MPIANGU di nzau (Facultés catholiques de Kinshasa), Les aspects pédagogiques de l’initiation de la jeunesse congolaise dans la société traditionnelle : le rôle de la communauté, in SEMAINES THEOLOGIQUES DE KINSHASA, L’Education de la jeunesse dans l’Eglise-Famille en Afrique. Actes de la XXI è Semaine Théologique de Kinshasa du 22 au 28 novembre 1998, Facultés Catholiques de Kinshasa 2001 : Saint Paul-Limete-Kinshasa, 2001, p. 39.

646.

Idem.

647.

Dans son article « Approche psychologique des idiocosmognosies sociales en matière d’éducation de la jeunesse : L’émergence de l’école de la copie » (Cfr. L’éducation de la jeunesse dans l’Eglise-Famille en Afrique, p. 30), le Professeur NGUB’USIM Mpey-Nka (Université de Kinshasa), « l’école de la copie est celle qui forme l’individu à l’assimilation, à l’imitation et à la routine, et fait de lui un conformiste à l’esprit peu indépendant, peu compétitif, peu motivé à remettre en question son environnement, peu sensible aux problèmes et aux situations nouvelles, résistant au changement ».  Pour amenuiser ou supprimer les effets de l’école de la copie, il propose une révolution dans le système éducatif de la RDC. Cette révolution, souligne-t-il, est celle où l’éducation, tout en jouant son rôle de socialisation de l’enfant, forme en lui un changement et le développement de la communauté. C’est celle d’une éducation inspirée de la pédagogie de la créativité et de l’innovation, basée sur les principes du non conformisme, de la non-directivité, de la tolérance, de la réceptivité aux idées et aux courants neufs de pensée.
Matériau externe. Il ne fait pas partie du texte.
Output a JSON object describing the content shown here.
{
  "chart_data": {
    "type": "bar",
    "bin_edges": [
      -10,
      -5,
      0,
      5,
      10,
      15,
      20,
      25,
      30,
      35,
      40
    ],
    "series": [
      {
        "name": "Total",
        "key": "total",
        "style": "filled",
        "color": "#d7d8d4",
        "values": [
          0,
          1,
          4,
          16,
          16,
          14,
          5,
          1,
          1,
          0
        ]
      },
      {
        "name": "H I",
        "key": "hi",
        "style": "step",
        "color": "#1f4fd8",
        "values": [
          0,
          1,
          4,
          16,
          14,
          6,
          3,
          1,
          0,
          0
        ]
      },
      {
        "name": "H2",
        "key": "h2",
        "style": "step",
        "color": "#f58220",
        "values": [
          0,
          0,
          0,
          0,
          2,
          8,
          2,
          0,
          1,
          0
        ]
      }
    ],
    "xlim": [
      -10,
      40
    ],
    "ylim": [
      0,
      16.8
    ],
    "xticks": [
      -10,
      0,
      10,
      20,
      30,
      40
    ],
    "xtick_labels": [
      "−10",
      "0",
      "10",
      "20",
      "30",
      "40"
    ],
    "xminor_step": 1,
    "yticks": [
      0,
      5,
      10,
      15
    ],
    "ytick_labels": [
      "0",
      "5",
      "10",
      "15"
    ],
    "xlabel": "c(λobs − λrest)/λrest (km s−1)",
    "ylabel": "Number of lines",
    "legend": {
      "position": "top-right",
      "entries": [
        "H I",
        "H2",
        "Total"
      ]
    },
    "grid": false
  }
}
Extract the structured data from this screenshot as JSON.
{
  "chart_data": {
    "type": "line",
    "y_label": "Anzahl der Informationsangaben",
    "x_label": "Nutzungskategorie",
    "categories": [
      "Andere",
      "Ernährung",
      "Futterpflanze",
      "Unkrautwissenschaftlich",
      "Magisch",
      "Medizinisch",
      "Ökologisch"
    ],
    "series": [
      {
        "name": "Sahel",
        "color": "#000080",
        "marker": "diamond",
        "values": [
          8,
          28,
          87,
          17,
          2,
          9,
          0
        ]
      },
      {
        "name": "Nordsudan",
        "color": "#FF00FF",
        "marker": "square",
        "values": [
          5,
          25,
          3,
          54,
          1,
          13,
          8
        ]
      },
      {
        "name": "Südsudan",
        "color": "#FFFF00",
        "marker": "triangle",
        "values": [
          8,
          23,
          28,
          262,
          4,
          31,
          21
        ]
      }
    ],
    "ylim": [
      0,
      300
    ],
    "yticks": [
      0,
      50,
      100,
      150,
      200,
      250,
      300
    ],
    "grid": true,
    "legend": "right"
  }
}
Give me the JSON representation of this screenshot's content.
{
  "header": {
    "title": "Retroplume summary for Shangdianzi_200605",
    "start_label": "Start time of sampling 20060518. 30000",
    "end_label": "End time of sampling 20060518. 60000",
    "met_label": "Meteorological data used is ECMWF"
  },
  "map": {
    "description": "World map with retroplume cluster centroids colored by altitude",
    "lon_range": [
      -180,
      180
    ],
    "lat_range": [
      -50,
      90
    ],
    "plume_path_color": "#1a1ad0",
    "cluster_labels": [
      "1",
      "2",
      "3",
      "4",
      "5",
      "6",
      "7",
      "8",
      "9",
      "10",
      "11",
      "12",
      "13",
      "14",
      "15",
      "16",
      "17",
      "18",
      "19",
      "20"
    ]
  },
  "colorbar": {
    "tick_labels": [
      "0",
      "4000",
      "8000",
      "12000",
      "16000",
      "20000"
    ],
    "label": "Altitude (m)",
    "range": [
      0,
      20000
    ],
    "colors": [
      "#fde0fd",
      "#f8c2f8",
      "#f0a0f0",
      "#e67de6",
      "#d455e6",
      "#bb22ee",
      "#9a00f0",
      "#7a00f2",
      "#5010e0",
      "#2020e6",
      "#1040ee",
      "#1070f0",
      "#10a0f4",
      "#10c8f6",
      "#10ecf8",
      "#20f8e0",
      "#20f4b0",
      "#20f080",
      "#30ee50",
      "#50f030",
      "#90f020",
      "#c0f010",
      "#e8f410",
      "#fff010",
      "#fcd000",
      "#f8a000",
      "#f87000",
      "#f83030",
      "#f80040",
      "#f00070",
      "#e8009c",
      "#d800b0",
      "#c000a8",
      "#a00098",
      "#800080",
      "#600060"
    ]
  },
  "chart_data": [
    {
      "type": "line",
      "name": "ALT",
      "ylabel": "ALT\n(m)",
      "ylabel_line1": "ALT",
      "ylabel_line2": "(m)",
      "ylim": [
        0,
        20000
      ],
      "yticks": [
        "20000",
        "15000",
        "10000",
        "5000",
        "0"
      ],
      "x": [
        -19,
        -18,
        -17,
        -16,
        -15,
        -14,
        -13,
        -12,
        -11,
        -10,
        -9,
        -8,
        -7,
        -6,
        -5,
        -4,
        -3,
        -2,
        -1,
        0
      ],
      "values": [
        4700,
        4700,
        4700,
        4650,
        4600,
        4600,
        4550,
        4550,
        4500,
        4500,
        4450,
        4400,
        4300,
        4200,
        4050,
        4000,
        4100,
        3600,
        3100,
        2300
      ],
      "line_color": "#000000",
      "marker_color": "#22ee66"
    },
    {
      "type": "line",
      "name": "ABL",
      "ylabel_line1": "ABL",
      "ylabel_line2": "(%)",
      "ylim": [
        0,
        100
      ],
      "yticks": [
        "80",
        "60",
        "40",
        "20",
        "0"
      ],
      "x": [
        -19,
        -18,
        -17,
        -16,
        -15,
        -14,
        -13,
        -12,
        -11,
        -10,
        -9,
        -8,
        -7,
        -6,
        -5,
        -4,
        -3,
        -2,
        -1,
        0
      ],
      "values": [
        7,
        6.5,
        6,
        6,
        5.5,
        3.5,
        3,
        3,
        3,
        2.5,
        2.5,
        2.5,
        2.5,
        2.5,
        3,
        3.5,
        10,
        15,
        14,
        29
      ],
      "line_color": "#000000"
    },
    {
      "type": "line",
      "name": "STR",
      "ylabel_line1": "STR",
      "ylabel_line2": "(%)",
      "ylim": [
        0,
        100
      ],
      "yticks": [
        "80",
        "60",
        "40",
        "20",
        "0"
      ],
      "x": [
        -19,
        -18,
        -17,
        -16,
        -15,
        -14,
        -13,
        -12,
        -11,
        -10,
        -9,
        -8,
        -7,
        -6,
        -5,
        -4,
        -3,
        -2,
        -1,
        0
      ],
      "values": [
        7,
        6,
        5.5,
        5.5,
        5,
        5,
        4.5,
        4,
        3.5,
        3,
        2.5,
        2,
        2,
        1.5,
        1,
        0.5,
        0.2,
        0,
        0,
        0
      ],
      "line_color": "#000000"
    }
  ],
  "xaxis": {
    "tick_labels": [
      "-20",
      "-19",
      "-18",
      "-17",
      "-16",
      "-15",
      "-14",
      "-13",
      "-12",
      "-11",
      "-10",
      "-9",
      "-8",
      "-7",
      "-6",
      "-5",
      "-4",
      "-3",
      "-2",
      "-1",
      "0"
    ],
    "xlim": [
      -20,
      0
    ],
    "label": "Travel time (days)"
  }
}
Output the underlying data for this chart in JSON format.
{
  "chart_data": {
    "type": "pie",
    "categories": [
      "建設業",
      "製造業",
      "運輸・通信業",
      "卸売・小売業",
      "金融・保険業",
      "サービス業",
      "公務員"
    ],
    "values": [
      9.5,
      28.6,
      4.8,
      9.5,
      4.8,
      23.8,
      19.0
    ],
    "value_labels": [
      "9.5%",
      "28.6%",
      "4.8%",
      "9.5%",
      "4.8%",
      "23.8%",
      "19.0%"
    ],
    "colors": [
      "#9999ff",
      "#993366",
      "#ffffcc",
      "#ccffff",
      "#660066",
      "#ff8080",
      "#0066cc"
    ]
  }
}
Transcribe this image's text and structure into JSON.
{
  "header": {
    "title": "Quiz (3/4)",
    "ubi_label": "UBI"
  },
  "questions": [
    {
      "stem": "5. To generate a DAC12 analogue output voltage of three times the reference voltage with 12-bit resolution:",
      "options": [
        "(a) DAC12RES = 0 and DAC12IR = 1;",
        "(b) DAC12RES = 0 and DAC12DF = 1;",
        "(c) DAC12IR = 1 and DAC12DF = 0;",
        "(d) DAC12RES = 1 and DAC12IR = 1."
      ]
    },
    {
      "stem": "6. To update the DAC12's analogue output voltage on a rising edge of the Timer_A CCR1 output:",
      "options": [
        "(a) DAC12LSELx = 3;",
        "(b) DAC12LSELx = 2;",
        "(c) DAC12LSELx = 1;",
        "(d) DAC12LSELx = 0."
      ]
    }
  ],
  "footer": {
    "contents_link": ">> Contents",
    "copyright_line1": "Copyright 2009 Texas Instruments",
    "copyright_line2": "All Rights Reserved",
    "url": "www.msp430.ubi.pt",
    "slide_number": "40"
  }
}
Cette révolution n’est pas simplement possible, elle est un impératif  (p. 34).

648.

ETSOU, F., Lés défis et les enjeux pastoraux de l’éducation de la jeunesse dans l’Eglise-Famille en Afrique, in SEMAINES THEOLOGIQUES DE KINSHASA, L’Education de la jeunesse dans l’Eglise-Famille en Afrique. Actes de la XXI è Semaine Théologique de Kinshasa du 22 au 28 novembre 1998, Facultés Catholiques de Kinshasa 2001 : Saint Paul-Limete-Kinshasa, 2001, p. 10.